The challenge was finding a voice to fit the words I had written. I wanted to find an elderly woman, who you could tell had [really] lived a life through her voice, because the bag is towards the end of its life. This ended up being a woman who lived in Italy, outside of the village where we shot the film. She was recommended by the local hairdresser, Lorenzo, and turned out to be wonderful to work with. She had a willingness to repeat line after line and never complained or got tired.
Why did you decide to set the film in Italy?

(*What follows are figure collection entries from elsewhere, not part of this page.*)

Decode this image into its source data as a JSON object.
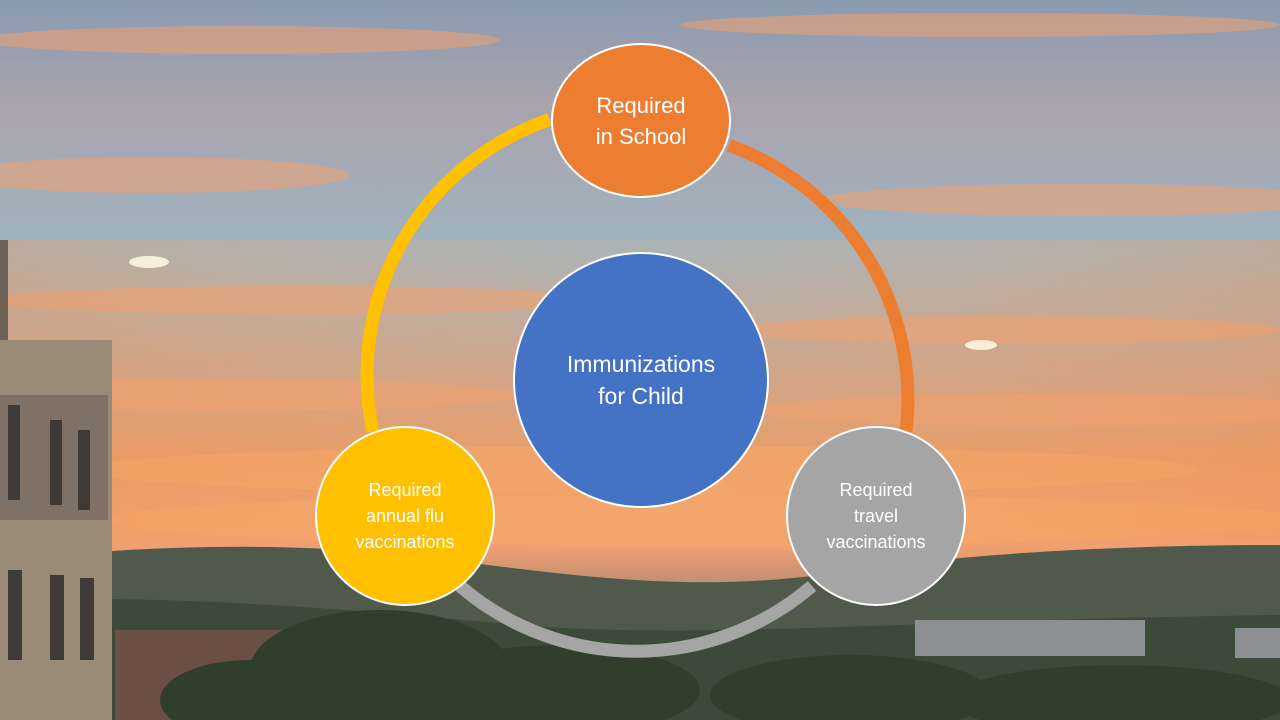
{
  "diagram": {
    "colors": {
      "center": "#4472C4",
      "school": "#ED7D31",
      "travel": "#A5A5A5",
      "flu": "#FFC000"
    },
    "center": {
      "label": "Immunizations\nfor Child"
    },
    "nodes": [
      {
        "id": "school",
        "label": "Required\nin School"
      },
      {
        "id": "travel",
        "label": "Required\ntravel\nvaccinations"
      },
      {
        "id": "flu",
        "label": "Required\nannual flu\nvaccinations"
      }
    ]
  }
}
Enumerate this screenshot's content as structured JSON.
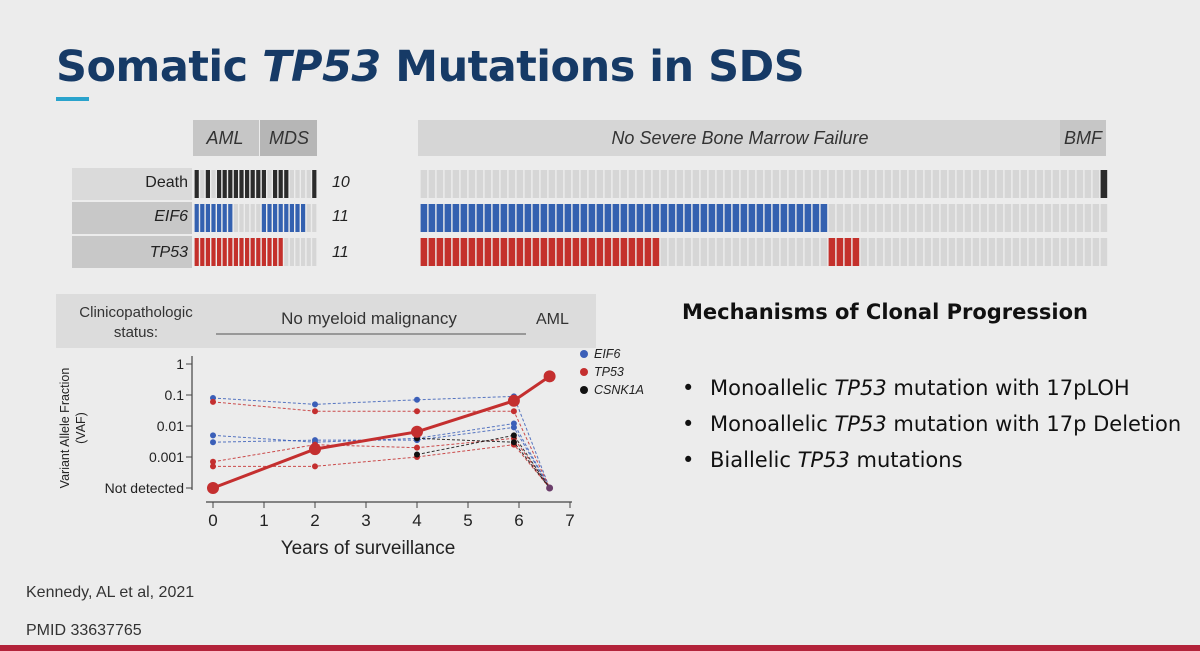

I have a love of Italy that goes back to when I was 13, when I first went there on a holiday with friends of my parents. It was the first time that I felt that I had freedom. I drank wine for the first time and I fell in love with the lifestyle. At 17, I went back with a friend and we met an American photographer who taught us to develop film and, more importantly, how to see. Instead of pointing a camera at the Duomo, she’d draw our attention to graffiti on a wall. One of my first photos was of faded handprints on a wall near Piazza San Marco.
Your feature films have grown increasingly autobiographical over time, from The Souvenir (2019), The Souvenir Part II (2021), to The Eternal Daughter (2022). Did making a film about a handbag allow for a different kind of self-exploration?
I’ve always been drawn to autobiography in my feature films, and there was something about the autobiography of an object – a handbag – that passively witnesses many things. The story became a vessel for my own thoughts and feelings. At the same time, I was fascinated by Mrs. Prada and her work – I wanted her spirit to be in the film in some way so I carried out indirect research from afar.
Your early film Caprice (1986) had a surreal, fantastical quality. Do you feel like you’ve flexed some of those creative muscles in your latest film?
Yes, I definitely did. I actively discussed it with Stéphane Collonge, my production designer. I remember talking to him about how this film, with its episodic structure, felt like a return to something I hadn’t explored since Caprice. It was my graduation film, and it got a strange reaction that made filmmaking feel less fun for a while. I’m in the fashion world again, or at least skirting it.
What items can we expect to find inside the Wander handbag in Autobiografia di una Borsetta?
Depending on the owner it could be a love letter, a souvenir from Paris, or a gun.